Incredible? Yes, it all seems pretty incredible, which is why even our flesh can struggle with it. Now, the Holy Spirit may have kept us from rejecting the reports of Jesus’ resurrection altogether, but at times even faithful christians like you and poor humble pastors like me, may not live in the fullness of their truth. Jesus’ resurrection proclaims loud and clear what He declared with His dying breath on the cross. It is finished. Sin is paid for. Death is undone. Hell is overthrown. The empty tomb is the sure and certain sign of Christ’s victory over it all.
And so why? Why, beloved? Do we still let sin have dominion over us? Why let it have its way with us, as though we must let it rule us? And even more so why do we let it haunt us afterward to bully and abuse us as though it really has anything on us? Has Christ not risen in victory over sin? And we as baptized children of God do we not share in that victory? Am I not set free in Christ to turn my back on sin? To leave it behind? Indeed I am, but I do not believe in Christ’s resurrection as firmly as I should, and so, sin continues to have its way with me causing me to hang my head in guilt and shame. The empty tomb, beloved, the linen cloths, are all cause to hold your head high, no matter how badly or how far you have fallen. All sin … your sin … my sin is finished.
And why? Why, beloved? Do we let death have any power over us? Why do we let it bow us down with worry and care? Why, O, why, do any of the signs of its impending approach like aches and pains, lumps and growths, failing hearts and fleeting breath give us any kind of pause whatsoever? Let alone fill us with anxious thoughts and disturb our rest? And why do we allow ourselves to fall into the depths of hopeless grief, as if death’s ancient darkness could really swallow up any of those, who have known the One who is the Resurrection and the Life? Why? Because we are in good company, beloved, with the 11 and many others who need to have their hearts ever refocused on the empty tomb and linen cloths.
And hell? What of hell? How can we possibly believe that it’s tightening its grip on this world? That its power is growing day by day, rather than steadily fading away? How can we look at the evil that it causes and spurs on in this world, as anything but the final death throes of the serpent’s body, as his head lies crushed under the risen heal of the Son of God? Is hell’s power not all overthrown by the risen victorious Christ? Is creation not even now being renewed by the cosmic wave of life that burst forth from the Lord Jesus’ empty tomb? How then can we wring our hands asking, “Where is the world headed? No, beloved, it’s not to hell in a hand basket, even though it may look that way at times. The empty tomb and linen cloths leave no doubt about it. Hell is doomed to lose because it has lost already.
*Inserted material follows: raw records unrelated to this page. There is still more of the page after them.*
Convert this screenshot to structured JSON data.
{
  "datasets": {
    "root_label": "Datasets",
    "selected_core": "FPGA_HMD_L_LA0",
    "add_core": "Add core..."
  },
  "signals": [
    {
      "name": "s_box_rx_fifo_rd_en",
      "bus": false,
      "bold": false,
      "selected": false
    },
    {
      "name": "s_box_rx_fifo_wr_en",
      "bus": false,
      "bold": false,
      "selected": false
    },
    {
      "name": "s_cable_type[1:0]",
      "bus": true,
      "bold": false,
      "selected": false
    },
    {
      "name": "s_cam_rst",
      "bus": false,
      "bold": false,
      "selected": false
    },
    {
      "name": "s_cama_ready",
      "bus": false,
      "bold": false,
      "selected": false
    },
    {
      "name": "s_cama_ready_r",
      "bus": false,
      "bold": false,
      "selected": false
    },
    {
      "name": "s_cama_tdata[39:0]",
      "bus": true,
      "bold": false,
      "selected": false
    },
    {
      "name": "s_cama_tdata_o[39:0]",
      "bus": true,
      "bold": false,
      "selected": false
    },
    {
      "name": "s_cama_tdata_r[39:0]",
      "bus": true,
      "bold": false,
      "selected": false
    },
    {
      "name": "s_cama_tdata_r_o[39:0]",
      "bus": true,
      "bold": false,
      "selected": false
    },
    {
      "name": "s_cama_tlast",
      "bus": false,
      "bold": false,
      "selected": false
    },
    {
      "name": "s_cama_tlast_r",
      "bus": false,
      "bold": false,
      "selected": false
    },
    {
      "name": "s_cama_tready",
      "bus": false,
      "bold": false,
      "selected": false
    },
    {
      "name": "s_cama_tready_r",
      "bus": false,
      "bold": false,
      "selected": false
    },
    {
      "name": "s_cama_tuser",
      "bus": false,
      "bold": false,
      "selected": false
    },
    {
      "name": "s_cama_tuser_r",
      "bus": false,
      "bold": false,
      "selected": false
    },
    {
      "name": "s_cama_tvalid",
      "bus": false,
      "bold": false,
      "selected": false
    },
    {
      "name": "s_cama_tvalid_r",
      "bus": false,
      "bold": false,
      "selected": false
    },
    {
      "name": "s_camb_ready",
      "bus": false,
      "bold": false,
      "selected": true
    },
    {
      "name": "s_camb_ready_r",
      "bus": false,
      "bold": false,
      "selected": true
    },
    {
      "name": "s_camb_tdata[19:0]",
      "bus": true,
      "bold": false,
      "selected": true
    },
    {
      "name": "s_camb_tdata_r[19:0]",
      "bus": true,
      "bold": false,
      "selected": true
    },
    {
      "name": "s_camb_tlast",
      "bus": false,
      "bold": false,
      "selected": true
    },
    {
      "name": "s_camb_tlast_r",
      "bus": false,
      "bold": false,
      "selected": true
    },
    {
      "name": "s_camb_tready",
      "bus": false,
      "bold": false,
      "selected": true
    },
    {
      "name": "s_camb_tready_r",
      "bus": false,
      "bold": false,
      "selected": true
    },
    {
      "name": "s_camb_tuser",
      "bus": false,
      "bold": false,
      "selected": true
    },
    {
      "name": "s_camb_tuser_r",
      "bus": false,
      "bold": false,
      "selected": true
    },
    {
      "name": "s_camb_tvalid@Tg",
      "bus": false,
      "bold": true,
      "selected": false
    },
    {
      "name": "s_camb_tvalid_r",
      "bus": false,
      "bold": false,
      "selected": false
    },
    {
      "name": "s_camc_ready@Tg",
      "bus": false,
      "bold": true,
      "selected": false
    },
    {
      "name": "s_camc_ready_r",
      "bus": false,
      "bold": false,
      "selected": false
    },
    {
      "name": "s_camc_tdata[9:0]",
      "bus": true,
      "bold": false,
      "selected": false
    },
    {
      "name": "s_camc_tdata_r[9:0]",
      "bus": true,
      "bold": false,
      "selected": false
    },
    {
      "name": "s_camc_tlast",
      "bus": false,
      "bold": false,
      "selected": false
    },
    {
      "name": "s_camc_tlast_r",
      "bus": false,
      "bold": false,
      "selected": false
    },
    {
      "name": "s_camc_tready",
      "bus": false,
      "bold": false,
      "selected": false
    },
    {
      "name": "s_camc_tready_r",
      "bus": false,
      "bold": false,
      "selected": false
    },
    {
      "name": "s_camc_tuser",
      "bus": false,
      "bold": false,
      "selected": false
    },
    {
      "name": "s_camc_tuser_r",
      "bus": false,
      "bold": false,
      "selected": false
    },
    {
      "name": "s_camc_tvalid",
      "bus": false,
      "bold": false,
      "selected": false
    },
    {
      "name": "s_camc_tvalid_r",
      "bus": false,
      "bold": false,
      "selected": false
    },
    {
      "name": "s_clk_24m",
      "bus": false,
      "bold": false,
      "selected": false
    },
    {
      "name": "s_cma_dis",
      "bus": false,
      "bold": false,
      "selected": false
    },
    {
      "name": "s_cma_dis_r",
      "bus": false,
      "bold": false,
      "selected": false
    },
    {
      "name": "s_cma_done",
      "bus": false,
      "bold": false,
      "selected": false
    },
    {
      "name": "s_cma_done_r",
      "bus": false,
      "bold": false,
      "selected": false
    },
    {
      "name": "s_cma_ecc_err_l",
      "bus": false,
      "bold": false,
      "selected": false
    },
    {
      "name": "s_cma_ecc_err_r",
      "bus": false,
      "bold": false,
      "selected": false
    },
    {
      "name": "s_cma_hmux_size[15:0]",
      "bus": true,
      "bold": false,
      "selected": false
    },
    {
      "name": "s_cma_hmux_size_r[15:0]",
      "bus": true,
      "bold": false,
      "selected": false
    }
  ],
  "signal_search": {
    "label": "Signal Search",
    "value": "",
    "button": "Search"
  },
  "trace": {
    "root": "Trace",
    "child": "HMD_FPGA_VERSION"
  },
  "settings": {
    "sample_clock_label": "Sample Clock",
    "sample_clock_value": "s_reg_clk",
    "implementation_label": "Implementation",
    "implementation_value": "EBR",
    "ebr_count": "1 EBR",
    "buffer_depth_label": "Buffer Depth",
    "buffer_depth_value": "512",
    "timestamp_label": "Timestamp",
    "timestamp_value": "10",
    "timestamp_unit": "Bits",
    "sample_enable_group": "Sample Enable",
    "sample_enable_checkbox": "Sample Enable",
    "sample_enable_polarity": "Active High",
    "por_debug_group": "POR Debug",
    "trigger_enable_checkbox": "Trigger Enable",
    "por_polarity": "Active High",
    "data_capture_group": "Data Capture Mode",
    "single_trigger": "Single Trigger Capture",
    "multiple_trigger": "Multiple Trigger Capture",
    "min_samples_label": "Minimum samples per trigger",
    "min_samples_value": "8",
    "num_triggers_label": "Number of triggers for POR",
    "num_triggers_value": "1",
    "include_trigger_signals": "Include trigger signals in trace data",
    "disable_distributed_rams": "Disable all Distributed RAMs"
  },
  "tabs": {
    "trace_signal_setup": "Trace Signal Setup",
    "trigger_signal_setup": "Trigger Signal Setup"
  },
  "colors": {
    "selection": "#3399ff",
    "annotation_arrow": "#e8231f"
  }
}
Once upon a time? No, beloved. Despite what many in this world and your flesh and my flesh may say, the events that we remember with rejoicing and great thanksgiving today were no fairy tale. They happened. Period. The Lord in His mercy has brought you here this morning to bring you to the tomb with Peter, that stooping down with him and seeing through His eyes the linen cloths lying by themselves, you too might go home today, to live marvelling in what has happened and what it means for you and your life. That you may indeed do this, the Risen One Himself comes to you in His flesh and blood to impress all the more deeply on your heart and mind, not to look for Him among the dead, or in fairy tales for that matter, because He is risen! He is risen indeed. Alleluia! Amen.